Les États-Unis condamnent l’arrestation de plus de 80 manifestants à Hong Kong pour avoir « participé » à des mouvements de protestation lors de la fête nationale. Le gouvernement hongkongais a vivement critiqué ces propos

La Maison Blanche

Les États-Unis ont condamné l’arrestation par le gouvernement de Hong Kong de plus de 80 personnes pour avoir participé à une manifestation pro-démocratie « non autorisée » le jour de la fête nationale chinoise, le 1er octobre, et qu’une vingtaine de personnes environ avaient été condamnées à une amende pour des violations présumées des règles de distanciation sociale COVID-19.

Selon une déclaration officielle du porte-parole du département d’État américain, Morgan Ortagus, « nous sommes scandalisés par l’arrestation arbitraire par le gouvernement de Hong Kong de plus de 80 personnes le 1er octobre. Un Hong Kong stable et prospère dépend du respect des droits de réunion et de la liberté d’expression, et d’autres libertés fondamentales. En réprimant une opinion publique pacifique, le gouvernement de Hong Kong montre une fois de plus sa complicité avec l’éviscération par le Parti communiste chinois de l’autonomie de Hong Kong et des libertés de son peuple ».

Elle a condamné les autorités de Hong Kong pour leur « utilisation continue des forces de l’ordre à des fins politiques, ce qui est contraire à la préservation de l’état de droit et au respect des droits de l’homme, y compris les droits de réunion et d’expression ». Ces arrestations soulignent à nouveau le démantèlement complet par la Chine, du principe Un pays, deux systèmes que Beijing avait promis de respecter, a ajouté le porte-parole.
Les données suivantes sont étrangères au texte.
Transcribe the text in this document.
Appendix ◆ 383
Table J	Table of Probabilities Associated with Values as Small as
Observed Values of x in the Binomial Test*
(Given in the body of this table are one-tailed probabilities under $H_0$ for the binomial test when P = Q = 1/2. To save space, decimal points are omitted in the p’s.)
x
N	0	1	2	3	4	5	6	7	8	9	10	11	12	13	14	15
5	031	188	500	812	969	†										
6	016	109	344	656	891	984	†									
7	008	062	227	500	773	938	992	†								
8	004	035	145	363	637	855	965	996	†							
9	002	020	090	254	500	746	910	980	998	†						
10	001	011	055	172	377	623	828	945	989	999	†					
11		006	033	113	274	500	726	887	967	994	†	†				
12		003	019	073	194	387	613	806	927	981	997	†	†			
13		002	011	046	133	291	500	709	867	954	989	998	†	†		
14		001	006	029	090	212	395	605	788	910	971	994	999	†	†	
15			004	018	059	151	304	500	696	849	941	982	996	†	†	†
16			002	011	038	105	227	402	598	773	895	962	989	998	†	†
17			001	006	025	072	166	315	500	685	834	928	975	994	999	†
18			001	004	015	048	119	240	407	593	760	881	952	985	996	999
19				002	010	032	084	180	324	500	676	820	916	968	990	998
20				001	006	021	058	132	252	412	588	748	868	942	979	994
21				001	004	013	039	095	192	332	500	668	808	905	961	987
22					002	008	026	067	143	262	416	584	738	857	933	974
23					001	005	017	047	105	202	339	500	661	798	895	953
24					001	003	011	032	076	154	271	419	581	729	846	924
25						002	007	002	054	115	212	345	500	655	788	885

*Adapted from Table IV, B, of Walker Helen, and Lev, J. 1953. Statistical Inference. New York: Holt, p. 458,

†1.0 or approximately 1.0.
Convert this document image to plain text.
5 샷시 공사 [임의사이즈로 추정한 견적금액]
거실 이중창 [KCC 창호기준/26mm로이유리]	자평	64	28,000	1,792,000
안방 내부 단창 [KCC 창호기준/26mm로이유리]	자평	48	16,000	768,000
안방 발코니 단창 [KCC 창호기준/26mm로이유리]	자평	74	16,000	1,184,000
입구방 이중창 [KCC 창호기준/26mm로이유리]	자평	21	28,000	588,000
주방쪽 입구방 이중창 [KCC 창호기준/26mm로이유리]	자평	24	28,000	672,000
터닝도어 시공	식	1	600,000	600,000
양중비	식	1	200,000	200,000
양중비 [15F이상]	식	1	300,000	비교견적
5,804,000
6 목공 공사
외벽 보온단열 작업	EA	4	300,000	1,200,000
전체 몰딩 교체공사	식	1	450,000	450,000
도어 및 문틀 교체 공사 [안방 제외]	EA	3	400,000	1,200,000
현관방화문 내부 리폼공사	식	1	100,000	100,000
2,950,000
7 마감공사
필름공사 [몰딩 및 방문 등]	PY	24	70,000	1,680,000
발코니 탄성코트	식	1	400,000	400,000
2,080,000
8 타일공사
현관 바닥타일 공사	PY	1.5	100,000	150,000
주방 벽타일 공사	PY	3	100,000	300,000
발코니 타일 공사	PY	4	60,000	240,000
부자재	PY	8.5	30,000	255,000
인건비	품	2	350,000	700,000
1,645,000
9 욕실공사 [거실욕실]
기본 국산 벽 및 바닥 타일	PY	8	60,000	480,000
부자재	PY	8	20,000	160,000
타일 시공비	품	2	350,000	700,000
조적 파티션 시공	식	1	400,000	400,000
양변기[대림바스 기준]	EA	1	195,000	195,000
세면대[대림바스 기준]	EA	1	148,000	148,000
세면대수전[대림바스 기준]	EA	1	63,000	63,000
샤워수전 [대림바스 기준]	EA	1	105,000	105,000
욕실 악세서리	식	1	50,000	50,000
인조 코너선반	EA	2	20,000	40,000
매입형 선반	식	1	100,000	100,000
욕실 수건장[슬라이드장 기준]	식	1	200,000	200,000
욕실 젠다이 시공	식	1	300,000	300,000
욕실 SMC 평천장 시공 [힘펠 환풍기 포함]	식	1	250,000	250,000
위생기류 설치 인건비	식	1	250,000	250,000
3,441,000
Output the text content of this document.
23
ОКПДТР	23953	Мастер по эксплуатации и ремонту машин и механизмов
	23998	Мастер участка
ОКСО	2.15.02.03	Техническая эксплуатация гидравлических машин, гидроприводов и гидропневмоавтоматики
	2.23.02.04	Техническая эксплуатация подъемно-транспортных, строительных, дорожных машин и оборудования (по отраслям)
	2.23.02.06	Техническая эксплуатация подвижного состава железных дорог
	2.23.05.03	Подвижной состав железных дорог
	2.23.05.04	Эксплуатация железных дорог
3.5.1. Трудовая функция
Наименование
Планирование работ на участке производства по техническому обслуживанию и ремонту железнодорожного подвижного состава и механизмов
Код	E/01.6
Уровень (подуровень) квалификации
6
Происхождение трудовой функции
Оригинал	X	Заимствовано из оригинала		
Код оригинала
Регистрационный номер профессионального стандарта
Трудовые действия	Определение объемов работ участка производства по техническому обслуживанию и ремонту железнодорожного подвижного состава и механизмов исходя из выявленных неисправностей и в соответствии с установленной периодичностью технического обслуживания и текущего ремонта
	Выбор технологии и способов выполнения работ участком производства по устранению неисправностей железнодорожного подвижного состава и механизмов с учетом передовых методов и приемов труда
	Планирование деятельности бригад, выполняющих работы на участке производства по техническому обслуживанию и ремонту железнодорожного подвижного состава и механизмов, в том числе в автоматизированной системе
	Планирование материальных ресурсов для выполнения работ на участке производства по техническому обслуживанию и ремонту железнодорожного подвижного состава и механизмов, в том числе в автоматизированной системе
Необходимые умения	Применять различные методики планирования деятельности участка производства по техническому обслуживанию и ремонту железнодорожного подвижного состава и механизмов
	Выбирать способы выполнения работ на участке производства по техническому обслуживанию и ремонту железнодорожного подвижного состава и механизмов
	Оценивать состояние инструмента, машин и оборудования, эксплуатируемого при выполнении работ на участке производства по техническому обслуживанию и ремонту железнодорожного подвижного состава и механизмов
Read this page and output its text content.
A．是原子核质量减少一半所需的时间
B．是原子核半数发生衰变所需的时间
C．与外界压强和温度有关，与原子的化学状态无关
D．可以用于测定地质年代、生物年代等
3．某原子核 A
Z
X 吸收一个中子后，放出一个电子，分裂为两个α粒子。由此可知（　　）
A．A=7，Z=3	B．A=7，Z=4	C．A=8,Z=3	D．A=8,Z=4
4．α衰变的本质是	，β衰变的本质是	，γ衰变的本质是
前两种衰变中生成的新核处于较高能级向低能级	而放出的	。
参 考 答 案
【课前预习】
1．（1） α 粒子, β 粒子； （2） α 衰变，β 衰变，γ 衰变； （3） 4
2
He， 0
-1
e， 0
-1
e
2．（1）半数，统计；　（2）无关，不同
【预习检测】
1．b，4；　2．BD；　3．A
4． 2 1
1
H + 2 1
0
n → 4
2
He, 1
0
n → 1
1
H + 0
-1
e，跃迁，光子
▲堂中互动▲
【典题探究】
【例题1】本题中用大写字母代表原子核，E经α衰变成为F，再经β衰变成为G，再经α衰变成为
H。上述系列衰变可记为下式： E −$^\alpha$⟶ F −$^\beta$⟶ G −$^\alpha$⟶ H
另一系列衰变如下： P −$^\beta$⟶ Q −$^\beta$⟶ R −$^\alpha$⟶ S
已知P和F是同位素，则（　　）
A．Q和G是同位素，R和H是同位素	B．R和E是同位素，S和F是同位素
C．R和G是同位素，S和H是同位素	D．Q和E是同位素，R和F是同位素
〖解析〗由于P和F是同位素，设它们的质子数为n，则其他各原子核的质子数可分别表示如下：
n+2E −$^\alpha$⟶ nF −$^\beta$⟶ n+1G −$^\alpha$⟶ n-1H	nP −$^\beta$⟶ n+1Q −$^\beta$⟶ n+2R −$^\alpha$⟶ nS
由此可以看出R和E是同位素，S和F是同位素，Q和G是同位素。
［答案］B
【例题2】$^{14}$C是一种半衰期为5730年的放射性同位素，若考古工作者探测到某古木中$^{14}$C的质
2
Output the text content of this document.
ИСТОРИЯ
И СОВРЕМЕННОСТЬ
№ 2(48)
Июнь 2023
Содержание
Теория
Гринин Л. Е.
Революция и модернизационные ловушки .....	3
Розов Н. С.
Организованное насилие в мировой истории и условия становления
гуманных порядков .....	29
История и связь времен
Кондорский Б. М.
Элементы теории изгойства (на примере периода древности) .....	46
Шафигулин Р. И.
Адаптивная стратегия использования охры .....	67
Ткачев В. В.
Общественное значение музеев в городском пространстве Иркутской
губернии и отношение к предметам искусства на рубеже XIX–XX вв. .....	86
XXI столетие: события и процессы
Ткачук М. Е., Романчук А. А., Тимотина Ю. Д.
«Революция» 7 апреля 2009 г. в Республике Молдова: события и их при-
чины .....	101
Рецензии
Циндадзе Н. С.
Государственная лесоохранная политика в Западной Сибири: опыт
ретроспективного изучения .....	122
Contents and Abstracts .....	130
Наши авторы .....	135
A Hong Kong, le ton est monté contre les autorités américaines.

Conseil législatif de Hong Kong, appelé Legco

De son côté, le gouvernement de la Région administrative spéciale de Hong Kong (RASHK) a fait part de son opposition le 4 octobre à la déclaration faite la veille par le département d’État américain au sujet des arrestations auxquelles a procédé la police de Hong Kong le 1er octobre.

Selon un porte-parole du gouvernement de Hong Kong, « il est particulièrement regrettable que de hauts responsables américains persistent à adopter des doubles critères en exprimant des remarques totalement irresponsables sur les mesures d’application de la loi à Hong Kong ».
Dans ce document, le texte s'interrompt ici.